How was the ortholog database in EcoOmicsDB created?

jess.ewald · July 20, 2022, 6:25pm

EcoOmicsDB was created to expose the details of the protein ortholog databases used by the Seq2Fun algorithm. To create a comprehensive ortholog database, all protein-coding genes (n = 13,057,389) from 687 organisms which cover all major phylums of eukaryotes were downloaded from KEGG using KEGGREST (version 1.34.0). Protein FASTA files for each species were submitted to OrthoFinder (version 2.5.4) for classification of genes into ortholog groups. OrthoFinder (parameters: t = 56, a = 25) was run on a server with 56 threads and 504 GB’s RAM and it took about ~10 days to finish ortholog grouping for all the organisms.

Since OrthoFinders tries to find groups of sequences with a common ancestor, there is no restriction on ortholog size and some groups are too large to be useful for RNA-seq quantification. To solve this, each of the top 10, 000 orthologs was split using the following steps:

Sequences analyzed to create a phylogenetic tree using FastTree
Phylogenetic tree converted to cophenetic distance matrix
K-means clustering used to split sequences into optimal “k” groups. “k” defined as (# sequences/# species)*2.
New ortholog groups defined by each group from k-means clustering.

Information from each sequence was collapsed to generate a single symbol, description, KEGG pathway, and GO term annotation for each ortholog group. Phylogenetic groups of organisms were retrieved from KEGGREST to create sub-group databases, which is based on the NCBI taxonomy system. All of this information can be queried and retrieved using EcoOmicsDB.

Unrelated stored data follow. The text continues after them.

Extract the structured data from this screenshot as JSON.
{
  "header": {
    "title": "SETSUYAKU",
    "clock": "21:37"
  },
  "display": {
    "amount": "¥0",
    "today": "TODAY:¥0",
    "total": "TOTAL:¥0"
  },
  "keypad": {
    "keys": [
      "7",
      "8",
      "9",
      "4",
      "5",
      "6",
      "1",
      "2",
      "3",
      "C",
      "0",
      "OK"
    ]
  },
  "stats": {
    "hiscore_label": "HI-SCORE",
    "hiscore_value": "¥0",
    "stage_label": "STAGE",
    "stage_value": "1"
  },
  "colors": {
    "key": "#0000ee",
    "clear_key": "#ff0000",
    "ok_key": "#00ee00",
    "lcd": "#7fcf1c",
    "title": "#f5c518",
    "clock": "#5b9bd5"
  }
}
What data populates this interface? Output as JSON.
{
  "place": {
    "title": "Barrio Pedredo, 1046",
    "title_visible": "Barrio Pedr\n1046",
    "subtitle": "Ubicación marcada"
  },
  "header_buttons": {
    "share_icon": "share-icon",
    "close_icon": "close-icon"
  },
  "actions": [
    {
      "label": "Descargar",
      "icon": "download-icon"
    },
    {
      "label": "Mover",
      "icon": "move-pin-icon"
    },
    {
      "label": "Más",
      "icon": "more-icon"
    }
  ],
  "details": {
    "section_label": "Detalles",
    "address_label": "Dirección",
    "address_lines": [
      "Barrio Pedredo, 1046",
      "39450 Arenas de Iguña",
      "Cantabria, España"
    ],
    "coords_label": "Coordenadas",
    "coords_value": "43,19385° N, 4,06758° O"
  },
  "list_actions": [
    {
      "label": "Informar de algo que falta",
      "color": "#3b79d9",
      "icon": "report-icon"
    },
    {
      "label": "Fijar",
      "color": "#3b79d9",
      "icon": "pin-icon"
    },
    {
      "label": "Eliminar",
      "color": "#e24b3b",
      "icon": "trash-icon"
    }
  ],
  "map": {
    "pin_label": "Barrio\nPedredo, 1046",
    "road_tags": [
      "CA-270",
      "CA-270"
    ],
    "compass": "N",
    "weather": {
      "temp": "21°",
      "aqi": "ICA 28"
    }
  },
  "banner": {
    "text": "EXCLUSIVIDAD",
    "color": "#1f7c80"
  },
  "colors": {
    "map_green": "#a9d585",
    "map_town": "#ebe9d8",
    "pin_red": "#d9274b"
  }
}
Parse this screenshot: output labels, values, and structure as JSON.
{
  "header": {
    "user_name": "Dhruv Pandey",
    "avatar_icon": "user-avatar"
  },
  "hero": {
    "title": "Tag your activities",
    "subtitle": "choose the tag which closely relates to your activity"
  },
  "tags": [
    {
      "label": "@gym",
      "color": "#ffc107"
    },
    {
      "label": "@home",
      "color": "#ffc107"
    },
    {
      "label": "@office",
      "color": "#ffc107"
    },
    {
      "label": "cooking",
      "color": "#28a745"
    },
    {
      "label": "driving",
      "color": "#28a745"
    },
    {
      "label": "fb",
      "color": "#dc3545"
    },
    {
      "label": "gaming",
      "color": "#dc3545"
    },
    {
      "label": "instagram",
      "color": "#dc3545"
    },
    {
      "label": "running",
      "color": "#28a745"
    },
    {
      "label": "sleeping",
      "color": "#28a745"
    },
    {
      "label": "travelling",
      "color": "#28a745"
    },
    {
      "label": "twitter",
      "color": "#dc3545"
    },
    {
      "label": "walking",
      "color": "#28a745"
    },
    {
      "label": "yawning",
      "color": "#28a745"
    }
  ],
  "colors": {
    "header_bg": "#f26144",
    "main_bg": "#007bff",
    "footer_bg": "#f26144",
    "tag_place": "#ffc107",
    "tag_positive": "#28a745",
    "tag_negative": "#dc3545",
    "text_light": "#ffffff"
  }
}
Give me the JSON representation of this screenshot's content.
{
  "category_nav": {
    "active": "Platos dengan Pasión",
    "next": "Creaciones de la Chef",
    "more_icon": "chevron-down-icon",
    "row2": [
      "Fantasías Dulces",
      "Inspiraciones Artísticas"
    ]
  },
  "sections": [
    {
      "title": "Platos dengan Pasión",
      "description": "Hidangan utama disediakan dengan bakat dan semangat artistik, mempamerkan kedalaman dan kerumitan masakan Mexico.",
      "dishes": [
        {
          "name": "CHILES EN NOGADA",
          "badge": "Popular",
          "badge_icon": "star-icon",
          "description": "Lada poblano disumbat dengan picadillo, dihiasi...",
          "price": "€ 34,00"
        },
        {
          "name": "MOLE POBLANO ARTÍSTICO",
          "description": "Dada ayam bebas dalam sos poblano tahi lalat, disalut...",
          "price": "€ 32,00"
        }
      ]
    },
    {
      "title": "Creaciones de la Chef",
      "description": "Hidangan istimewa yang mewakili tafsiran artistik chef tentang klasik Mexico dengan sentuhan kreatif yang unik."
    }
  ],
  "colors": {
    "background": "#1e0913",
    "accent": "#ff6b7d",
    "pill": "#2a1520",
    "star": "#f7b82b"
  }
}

padimitriu · July 13, 2023, 10:59pm

Thank you for this great tool. The explanation above, as that of the ExpressAnalyst paper, protein-coding genes were retrieved from KEGG using KEGGREST. Could you explain how you solved the fact that keggGet() (assuming you used that function) can only return 10 results per request?

Many thanks,
Pedro.

jess.ewald · July 21, 2023, 6:06pm

The person who did this has moved on to another position and is not monitoring these posts. I’m not sure if that’s the function he used. In the past, we have sometimes used a script to repetitively call functions until all results were retrieved, and then compiled everything.